Negli anni precedenti avevo avuto solo qualche esperienza con i corsi dei bambini e mi ero presto resa conto della mia inadeguatezza umana, tecnica e didattica. Mi era anche capitato di dare qualche lezione in compagnia, giusto come riscaldamento prima delle prove ma niente di ufficiale. Con questa esigua esperienza e molti dubbi mi faccio coraggio ed entro nella mia classe, dove una ventina di ragazzi, che avranno avuto giusto qualche anno meno di me, aspettano che cominci a dare istruzioni.
Sento le gambe malferme e un enorme peso sulle spalle che quasi mi mette in ginocchio, ma cerco di dissimulare e penso che probabilmente è come quando si va in scena: in quegli ultimi istanti un attimo prima di oltrepassare la cortina della quinta è come se le emozioni potessero farti esplodere il corpo ma poi, una volta in scena, tutto fila liscio (più o meno). Allora comincio a parlare, non senza qualche difficoltà a trovare velocemente le parole, sento le guance e le tempie calde e penso che probabilmente la mia faccia in quel momento avrà lo stesso colore del peperone. Poi per fortuna arriva il linguaggio del corpo a salvarmi, il syllabus del balletto, quel codice che parla da sé e non ha bisogno di molto altro. Da quel momento riacquisto un po’ di fiducia, il suono della mia voce si stabilizza ed è così che comincia la mia avventura come insegnante di danza. In realtà non è che poi sia filato tutto liscio (e te pareva) ma è stato come se il lavoro stesso mi indicasse la strada da compiere, giorno dopo giorno, pasticcio dopo pasticcio, apprendimento dopo apprendimento, con grande umiltà e tanto ascolto.
Quando non hai il bagaglio sufficiente per creare attorno a te un campo di autorevolezza, può capitare, purtroppo, di abusare della posizione che occupi ribadendo la tua autorità. Mi dispiace moltissimo per gli studenti che ho incontrato in quei primi anni, ma come tutti gli umani sono imperfetta e tendo a sbagliare. Quello che ho sempre cercato di fare, però, è imparare dai miei errori, riconoscerli, e da lì ripartire.

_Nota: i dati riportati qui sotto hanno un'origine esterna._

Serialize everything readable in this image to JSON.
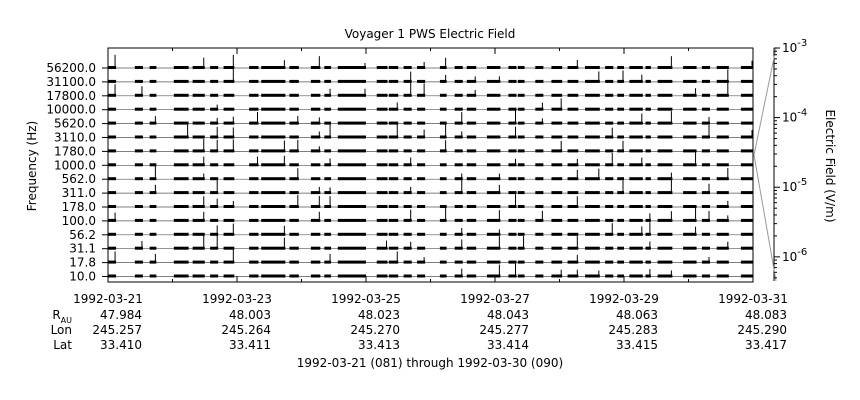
{
  "chart_data": {
    "type": "line",
    "title": "Voyager 1 PWS Electric Field",
    "ylabel": "Frequency (Hz)",
    "y2label": "Electric Field (V/m)",
    "xlabel": "1992-03-21 (081) through 1992-03-30 (090)",
    "y_scale": "log",
    "y2_scale": "log",
    "y2_range": [
      4.5e-07,
      0.001
    ],
    "channels": [
      "56200.0",
      "31100.0",
      "17800.0",
      "10000.0",
      "5620.0",
      "3110.0",
      "1780.0",
      "1000.0",
      "562.0",
      "311.0",
      "178.0",
      "100.0",
      "56.2",
      "31.1",
      "17.8",
      "10.0"
    ],
    "colorbar_ticks": [
      {
        "value": 0.001,
        "base": "10",
        "exp": "-3"
      },
      {
        "value": 0.0001,
        "base": "10",
        "exp": "-4"
      },
      {
        "value": 1e-05,
        "base": "10",
        "exp": "-5"
      },
      {
        "value": 1e-06,
        "base": "10",
        "exp": "-6"
      }
    ],
    "x_range": [
      "1992-03-21",
      "1992-03-31"
    ],
    "x_ticks": [
      "1992-03-21",
      "1992-03-23",
      "1992-03-25",
      "1992-03-27",
      "1992-03-29",
      "1992-03-31"
    ],
    "ephemeris": {
      "row_labels": [
        {
          "main": "R",
          "sub": "AU"
        },
        {
          "main": "Lon",
          "sub": ""
        },
        {
          "main": "Lat",
          "sub": ""
        }
      ],
      "R": [
        "47.984",
        "48.003",
        "48.023",
        "48.043",
        "48.063",
        "48.083"
      ],
      "Lon": [
        "245.257",
        "245.264",
        "245.270",
        "245.277",
        "245.283",
        "245.290"
      ],
      "Lat": [
        "33.410",
        "33.411",
        "33.413",
        "33.414",
        "33.415",
        "33.417"
      ]
    },
    "data_segments": [
      [
        "1992-03-21T00:00",
        "1992-03-21T03:00"
      ],
      [
        "1992-03-21T10:00",
        "1992-03-21T13:00"
      ],
      [
        "1992-03-21T15:30",
        "1992-03-21T18:00"
      ],
      [
        "1992-03-22T00:30",
        "1992-03-22T06:00"
      ],
      [
        "1992-03-22T07:30",
        "1992-03-22T12:00"
      ],
      [
        "1992-03-22T14:00",
        "1992-03-22T17:00"
      ],
      [
        "1992-03-22T19:00",
        "1992-03-22T23:00"
      ],
      [
        "1992-03-23T04:30",
        "1992-03-23T08:00"
      ],
      [
        "1992-03-23T09:00",
        "1992-03-23T18:00"
      ],
      [
        "1992-03-23T19:30",
        "1992-03-23T23:00"
      ],
      [
        "1992-03-24T03:30",
        "1992-03-24T07:00"
      ],
      [
        "1992-03-24T08:30",
        "1992-03-24T11:00"
      ],
      [
        "1992-03-24T13:30",
        "1992-03-25T00:00"
      ],
      [
        "1992-03-25T04:00",
        "1992-03-25T08:00"
      ],
      [
        "1992-03-25T08:30",
        "1992-03-25T12:00"
      ],
      [
        "1992-03-25T14:00",
        "1992-03-25T17:00"
      ],
      [
        "1992-03-25T19:00",
        "1992-03-25T22:00"
      ],
      [
        "1992-03-26T03:30",
        "1992-03-26T06:00"
      ],
      [
        "1992-03-26T09:00",
        "1992-03-26T12:00"
      ],
      [
        "1992-03-26T13:30",
        "1992-03-26T17:00"
      ],
      [
        "1992-03-26T21:00",
        "1992-03-27T02:00"
      ],
      [
        "1992-03-27T05:00",
        "1992-03-27T08:00"
      ],
      [
        "1992-03-27T08:30",
        "1992-03-27T11:00"
      ],
      [
        "1992-03-27T15:00",
        "1992-03-27T18:00"
      ],
      [
        "1992-03-27T21:00",
        "1992-03-28T01:00"
      ],
      [
        "1992-03-28T03:00",
        "1992-03-28T07:00"
      ],
      [
        "1992-03-28T09:30",
        "1992-03-28T15:00"
      ],
      [
        "1992-03-28T17:00",
        "1992-03-28T20:00"
      ],
      [
        "1992-03-28T21:30",
        "1992-03-29T00:00"
      ],
      [
        "1992-03-29T02:00",
        "1992-03-29T07:00"
      ],
      [
        "1992-03-29T08:00",
        "1992-03-29T10:00"
      ],
      [
        "1992-03-29T12:30",
        "1992-03-29T18:00"
      ],
      [
        "1992-03-29T22:00",
        "1992-03-30T03:00"
      ],
      [
        "1992-03-30T05:00",
        "1992-03-30T08:00"
      ],
      [
        "1992-03-30T10:30",
        "1992-03-30T15:00"
      ],
      [
        "1992-03-30T19:30",
        "1992-03-31T00:00"
      ]
    ]
  }
}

Ad ogni modo da quella prima lezione, di cui serbo un ricordo tanto limpido che sembra avvenuto solo ieri (e invece sono passati 21 anni) quella sensazione di timore è rimasta. Ogni volta che devo incontrare un nuovo gruppo oppure che nella solita classe c’è un nuovo elemento, quel timore bussa alla porta, chiedendomi di focalizzare la mia attenzione ancora più di quanto non faccia già, scegliere bene le parole, avere un atteggiamento inclusivo, dare attenzione a tutti cercando di individuare per ognuno sia i punti forti che le aree di miglioramento. Mi emoziona sempre questa fiducia con cui gli allievi si mettono nelle mani dei maestri che hanno davanti, è una responsabilità enorme che a volte penso di non riuscire a sostenere ma poi, per fortuna, l’esperienza accompagna il mio incedere e mi fa trovare sempre nuove soluzioni per problemi che magari non avevo mai affrontato a proposito di tecnica, peculiarità dei corpi o la psiche di questi ragazzi che ogni anno seguo per un breve tratto di cammino.
Per una intera settimana, la prossima, incontrerò un nuovo gruppo per due lezioni al giorno: una di danza classica e una di yoga. Terrò per loro anche una conferenza, attività che mi piace moltissimo: parlare con loro, ascoltare i loro punti di vista sulle cose, portare il mio racconto della danza attraverso prospettive sempre diverse.
Il timore reverenziale che nutro nei confronti di un gruppo di studenti è quella energia che mi mantiene sempre in stato di allerta e mi fa ponderare i passi (non solo quelli di danza). Allo stesso tempo però è presente anche la gioia della danza, il piacere del movimento e della dinamica. Intravedo già la bellezza di ricominciare a fare quello che in tutti questi anni ha continuato a conquistarmi ancora e ancora.
Mi piacerebbe sapere dai miei lettori se anche voi avete vivete simili emozioni, sia come insegnanti che come allievi. Raccontatemi la vostra esperienza, sarò felicissima di leggerla.